I'm the primary author of this style rule. I've been hoping this thread would converge, but perhaps it helps to weigh in with a few things.
In an ideal world, we would not have both DCHECK and CHECK -- we would have a single macro, which asserts to the reader that it is the author's opinion that some condition is an invariant precondition at that point (barring cosmic rays flipping bits between statements). The condition in question can be relied upon utterly, and the compiler can optimize away any code which would depend on it being violated. The compiler need not check that the condition holds, because we _know_ the condition holds. More important, the reader knows that the author wrote the code under the belief that that condition holds. And, assuming the author is correct, the reader can then simplify all callers and callees, transitively, by assuming that condition holds.
In this world, the assertion in question is critical documentation to the reader as to the author's state of mind when writing the code, and it greatly helps in later refactoring and cleanup, because it tells us what sorts of refactors should maintain validity of the code in question.
We would never let authors write code of the form:
if (i < 0) return;
if (i < 0) ...
...because the second conditional is nonsensical. At best, it's clutter. At worst, later refactoring could obscure the fact that it is nonsensical, resulting in people misunderstanding the preconditions of code they're reading, and beginning themselves to write complicated defense in their own code for conditions which can never occur. And in our ideal world, authors would treat this the same way:
INFALLIBLY_ASSERT(i >= 0);
if (i < 0) ...
Because the assertion is trustworthy, this has all the downsides mentioned above, and no upsides.
As soon as the assertion is not trustworthy, the benefits above fall apart. It is not safe for the compiler to optimize based on the assertion, because that could introduce cryptic bugs. It's not safe to refactor based on the assertion, because that could spread bugs across the codebase. The only remaining value of the assertion is if the code _does_ check whether it holds, and reports it back to us in some way, so that we can gather stats and make changes based on that.
When we wrote DCHECK, we intended it to have the first ("trustworthy") meaning, not the second. It meant that the author was certain the condition held and that we could safely optimize away checking that condition, or any consequent effects. The style guidance we have arose from this conception. We did still compile in such checks in developer mode, primarily so that while developers were in the midst of writing them they'd get notified about anything obviously silly they did, but we wanted them to be used as documentation of pre- and post-conditions, not as some sort of early-warning for surprising cases.
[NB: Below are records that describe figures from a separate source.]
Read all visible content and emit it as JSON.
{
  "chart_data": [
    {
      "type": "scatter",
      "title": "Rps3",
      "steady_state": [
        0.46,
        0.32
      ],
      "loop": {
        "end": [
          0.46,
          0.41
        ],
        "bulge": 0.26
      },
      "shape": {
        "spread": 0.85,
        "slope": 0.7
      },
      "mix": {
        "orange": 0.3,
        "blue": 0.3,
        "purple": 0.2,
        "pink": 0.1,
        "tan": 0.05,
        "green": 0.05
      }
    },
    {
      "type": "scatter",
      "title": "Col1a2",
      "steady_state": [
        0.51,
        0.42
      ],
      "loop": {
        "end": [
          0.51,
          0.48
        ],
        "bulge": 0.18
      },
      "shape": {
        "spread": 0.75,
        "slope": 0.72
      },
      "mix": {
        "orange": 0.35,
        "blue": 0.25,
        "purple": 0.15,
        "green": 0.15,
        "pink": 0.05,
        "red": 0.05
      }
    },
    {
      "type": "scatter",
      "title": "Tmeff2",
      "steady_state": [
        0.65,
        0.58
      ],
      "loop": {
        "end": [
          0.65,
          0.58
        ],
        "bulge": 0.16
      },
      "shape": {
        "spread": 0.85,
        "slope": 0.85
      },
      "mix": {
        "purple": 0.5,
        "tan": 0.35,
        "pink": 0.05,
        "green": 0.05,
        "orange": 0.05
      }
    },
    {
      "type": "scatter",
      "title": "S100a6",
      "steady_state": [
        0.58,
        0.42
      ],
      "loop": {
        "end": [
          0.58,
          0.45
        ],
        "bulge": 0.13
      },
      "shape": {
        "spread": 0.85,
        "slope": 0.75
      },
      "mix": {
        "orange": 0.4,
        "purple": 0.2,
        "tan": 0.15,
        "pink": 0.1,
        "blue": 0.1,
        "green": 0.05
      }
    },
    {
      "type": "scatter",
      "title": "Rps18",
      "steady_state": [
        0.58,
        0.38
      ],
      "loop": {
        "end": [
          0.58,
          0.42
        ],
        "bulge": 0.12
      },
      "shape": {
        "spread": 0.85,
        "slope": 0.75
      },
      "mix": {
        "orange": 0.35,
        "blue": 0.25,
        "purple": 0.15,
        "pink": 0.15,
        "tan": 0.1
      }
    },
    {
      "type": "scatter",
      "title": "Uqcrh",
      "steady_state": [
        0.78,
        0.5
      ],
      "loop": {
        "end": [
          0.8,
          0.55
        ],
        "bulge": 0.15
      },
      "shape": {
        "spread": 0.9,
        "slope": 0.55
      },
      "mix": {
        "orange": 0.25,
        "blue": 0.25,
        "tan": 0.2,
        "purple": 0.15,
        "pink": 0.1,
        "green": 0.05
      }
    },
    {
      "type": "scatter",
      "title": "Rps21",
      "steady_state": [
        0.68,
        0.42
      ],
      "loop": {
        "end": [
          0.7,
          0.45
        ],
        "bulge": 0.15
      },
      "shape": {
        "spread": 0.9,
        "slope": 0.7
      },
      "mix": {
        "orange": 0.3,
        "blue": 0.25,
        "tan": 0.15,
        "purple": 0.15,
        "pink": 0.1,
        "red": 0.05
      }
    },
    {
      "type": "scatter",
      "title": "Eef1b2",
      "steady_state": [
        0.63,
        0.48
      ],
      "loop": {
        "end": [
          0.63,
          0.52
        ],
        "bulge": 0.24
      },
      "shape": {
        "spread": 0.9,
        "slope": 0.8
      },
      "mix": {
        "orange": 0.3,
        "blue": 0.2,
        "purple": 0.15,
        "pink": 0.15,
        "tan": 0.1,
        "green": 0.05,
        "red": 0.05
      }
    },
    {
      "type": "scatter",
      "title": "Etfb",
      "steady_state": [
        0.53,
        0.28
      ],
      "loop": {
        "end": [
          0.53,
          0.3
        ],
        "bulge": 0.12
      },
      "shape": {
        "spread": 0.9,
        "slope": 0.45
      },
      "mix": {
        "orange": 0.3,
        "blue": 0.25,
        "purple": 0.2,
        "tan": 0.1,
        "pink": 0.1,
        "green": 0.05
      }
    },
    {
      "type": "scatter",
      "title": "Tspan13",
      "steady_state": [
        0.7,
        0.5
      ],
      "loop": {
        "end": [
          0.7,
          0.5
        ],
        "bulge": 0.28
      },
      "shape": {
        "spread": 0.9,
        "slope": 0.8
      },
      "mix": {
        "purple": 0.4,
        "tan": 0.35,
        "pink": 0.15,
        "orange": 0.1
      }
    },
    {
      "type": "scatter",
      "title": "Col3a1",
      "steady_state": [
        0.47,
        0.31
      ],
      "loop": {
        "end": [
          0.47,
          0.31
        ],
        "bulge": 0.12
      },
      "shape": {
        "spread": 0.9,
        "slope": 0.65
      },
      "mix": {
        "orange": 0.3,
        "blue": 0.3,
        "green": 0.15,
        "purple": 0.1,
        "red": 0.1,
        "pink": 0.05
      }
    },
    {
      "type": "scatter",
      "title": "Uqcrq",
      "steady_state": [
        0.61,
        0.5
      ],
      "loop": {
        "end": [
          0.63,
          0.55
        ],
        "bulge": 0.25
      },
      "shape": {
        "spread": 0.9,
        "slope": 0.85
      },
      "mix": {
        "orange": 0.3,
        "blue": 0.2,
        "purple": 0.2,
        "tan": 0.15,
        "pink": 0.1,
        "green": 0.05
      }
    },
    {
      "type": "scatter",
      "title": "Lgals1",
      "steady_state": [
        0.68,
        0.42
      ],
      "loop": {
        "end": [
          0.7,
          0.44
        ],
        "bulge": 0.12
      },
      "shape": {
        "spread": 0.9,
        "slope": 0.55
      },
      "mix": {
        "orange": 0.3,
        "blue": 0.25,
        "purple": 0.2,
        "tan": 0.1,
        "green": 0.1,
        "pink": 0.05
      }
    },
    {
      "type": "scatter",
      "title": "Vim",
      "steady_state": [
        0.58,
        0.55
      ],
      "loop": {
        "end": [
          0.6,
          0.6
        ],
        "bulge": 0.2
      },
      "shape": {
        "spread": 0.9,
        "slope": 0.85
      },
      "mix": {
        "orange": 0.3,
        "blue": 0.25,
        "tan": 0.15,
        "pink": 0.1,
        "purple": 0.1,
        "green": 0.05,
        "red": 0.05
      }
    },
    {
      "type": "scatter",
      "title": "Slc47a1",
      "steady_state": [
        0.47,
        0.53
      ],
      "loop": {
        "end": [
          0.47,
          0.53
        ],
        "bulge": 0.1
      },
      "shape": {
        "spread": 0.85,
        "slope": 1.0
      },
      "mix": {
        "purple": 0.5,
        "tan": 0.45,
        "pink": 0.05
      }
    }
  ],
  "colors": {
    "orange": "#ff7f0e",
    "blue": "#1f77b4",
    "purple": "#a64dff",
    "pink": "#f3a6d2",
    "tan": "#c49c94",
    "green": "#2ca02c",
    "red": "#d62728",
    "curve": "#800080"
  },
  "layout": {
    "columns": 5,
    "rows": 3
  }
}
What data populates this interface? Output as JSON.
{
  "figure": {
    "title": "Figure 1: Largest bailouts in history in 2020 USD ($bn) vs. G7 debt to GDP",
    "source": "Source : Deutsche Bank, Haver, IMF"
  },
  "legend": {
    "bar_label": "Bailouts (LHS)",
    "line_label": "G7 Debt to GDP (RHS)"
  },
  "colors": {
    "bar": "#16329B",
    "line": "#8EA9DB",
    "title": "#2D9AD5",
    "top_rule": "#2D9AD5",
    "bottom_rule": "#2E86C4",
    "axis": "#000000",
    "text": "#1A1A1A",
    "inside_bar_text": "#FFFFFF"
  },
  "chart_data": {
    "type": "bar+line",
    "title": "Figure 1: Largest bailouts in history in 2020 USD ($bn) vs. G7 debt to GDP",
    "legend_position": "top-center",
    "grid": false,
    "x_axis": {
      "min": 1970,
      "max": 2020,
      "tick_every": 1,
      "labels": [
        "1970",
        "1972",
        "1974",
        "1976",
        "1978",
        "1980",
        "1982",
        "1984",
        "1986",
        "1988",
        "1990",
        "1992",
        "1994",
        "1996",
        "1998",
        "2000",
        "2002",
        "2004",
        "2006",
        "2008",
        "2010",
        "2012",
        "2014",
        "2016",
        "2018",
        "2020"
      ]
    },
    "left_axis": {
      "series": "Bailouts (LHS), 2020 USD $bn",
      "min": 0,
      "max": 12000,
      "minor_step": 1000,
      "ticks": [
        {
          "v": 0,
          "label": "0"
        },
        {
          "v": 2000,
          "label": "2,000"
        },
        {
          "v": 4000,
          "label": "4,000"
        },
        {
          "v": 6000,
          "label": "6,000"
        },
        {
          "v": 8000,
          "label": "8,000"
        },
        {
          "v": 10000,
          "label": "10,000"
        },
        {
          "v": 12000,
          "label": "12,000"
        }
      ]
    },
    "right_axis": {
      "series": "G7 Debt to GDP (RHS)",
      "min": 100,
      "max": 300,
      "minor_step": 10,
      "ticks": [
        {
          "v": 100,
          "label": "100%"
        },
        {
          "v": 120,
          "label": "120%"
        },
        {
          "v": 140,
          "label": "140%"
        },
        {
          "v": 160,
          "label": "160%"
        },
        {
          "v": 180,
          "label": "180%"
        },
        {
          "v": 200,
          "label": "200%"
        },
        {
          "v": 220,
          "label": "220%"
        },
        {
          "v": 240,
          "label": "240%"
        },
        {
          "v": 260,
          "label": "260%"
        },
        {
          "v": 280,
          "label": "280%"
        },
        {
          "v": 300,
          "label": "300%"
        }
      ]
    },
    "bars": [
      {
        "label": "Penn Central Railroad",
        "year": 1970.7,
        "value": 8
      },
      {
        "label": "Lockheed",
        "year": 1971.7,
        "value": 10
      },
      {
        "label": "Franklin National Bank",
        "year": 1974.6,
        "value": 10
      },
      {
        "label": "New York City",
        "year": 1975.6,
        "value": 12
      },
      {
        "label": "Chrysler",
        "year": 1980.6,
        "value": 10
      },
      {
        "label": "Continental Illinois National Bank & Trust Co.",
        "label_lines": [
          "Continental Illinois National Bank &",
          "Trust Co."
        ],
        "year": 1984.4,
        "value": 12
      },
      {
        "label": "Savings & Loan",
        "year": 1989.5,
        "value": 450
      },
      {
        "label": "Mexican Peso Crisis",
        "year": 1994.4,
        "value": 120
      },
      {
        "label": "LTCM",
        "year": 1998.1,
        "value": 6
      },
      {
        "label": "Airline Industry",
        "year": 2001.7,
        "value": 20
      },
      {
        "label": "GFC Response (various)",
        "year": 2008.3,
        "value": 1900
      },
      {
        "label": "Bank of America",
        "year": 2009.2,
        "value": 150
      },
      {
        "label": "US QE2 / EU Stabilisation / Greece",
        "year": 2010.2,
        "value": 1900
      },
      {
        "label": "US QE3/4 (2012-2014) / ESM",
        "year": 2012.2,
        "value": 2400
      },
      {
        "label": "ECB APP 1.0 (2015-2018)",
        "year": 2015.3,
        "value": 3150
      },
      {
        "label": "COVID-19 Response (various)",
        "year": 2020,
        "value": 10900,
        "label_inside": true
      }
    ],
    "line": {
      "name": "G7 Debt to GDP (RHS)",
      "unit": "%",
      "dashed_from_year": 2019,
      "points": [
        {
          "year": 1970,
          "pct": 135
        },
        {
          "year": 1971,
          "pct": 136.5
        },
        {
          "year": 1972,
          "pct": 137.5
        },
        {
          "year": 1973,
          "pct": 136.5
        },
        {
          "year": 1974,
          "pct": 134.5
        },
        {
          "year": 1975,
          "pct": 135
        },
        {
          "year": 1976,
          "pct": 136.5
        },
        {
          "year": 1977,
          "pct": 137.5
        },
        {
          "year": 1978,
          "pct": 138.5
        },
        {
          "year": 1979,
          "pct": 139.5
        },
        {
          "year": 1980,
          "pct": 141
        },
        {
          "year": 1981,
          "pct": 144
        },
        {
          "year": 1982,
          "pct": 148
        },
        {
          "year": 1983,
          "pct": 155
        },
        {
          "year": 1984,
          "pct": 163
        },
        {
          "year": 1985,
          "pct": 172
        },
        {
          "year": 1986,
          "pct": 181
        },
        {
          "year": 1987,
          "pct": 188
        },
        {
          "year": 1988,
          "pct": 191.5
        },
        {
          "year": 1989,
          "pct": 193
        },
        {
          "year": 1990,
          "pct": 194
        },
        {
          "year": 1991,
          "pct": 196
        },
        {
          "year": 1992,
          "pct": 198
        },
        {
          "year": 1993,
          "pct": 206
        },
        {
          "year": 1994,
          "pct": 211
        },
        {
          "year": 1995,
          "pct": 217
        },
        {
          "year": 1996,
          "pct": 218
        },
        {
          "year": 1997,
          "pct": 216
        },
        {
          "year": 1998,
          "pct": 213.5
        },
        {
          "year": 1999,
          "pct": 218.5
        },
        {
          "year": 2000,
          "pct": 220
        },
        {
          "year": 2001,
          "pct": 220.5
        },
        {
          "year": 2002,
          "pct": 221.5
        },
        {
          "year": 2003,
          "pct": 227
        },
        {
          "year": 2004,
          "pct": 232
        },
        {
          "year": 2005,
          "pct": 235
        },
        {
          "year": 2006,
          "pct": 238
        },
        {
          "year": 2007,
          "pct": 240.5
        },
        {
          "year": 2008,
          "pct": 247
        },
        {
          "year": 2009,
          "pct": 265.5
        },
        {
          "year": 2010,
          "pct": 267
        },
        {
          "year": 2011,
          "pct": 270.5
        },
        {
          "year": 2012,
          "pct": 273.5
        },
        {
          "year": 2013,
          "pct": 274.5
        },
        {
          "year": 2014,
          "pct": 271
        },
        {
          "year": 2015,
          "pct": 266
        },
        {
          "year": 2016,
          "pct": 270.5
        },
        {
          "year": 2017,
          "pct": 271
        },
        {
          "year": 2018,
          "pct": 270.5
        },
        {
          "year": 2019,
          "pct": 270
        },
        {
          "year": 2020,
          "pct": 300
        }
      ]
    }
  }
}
If you weren't sure whether a DCHECK could fire, you needed to audit the code further until you were certain it could or certain it couldn't. Then either handle it without DCHECKing, or DCHECK without handling it. No middle ground.
CHECK was actually intended to be the defense-in-depth case. Much like trying to "handle" allocation failures due to OOM, "handling" the violation of believed-infallible preconditions just punts the problem to your callers and callees. It is better to crash immediately in such cases. CHECK was the concession we made to the reality that developers are not infallible. We reserved it for the case of security bugs primarily to avoid muddying the waters on whether or not DCHECKs were "trustworthy enough" (we didn't want people to believe CHECKs were "more trustworthy").
It has become clear over time that our existing DCHECKs are not as infallible as we'd like them to be, to the point where increasingly authors are suspicious of whether they can truly rely on them. We believe that we need wider testing, fixing, and enforcement of them, so that we can be sure they're holding in production. pbos@ has been leading this effort. Over time, you will likely see changes to both what assertion-like macros exist, as well as our style guidance on when to use them, so we can have more consistent testing of our assertions without adding too much binary size or runtime cost (as we believe will happen if we blindly convert ALL DCHECKs to CHECKs today).
In the meantime, I suggest you avoid "DCHECK + handler code". Be clear about the API design of your function: what are its preconditions and postconditions? Audit the callers and callees, and enforce the conditions you expect. Document them, both in comments and with DCHECKs, along with why it's important that your code have them. And handle (without DCHECKing) cases outside those.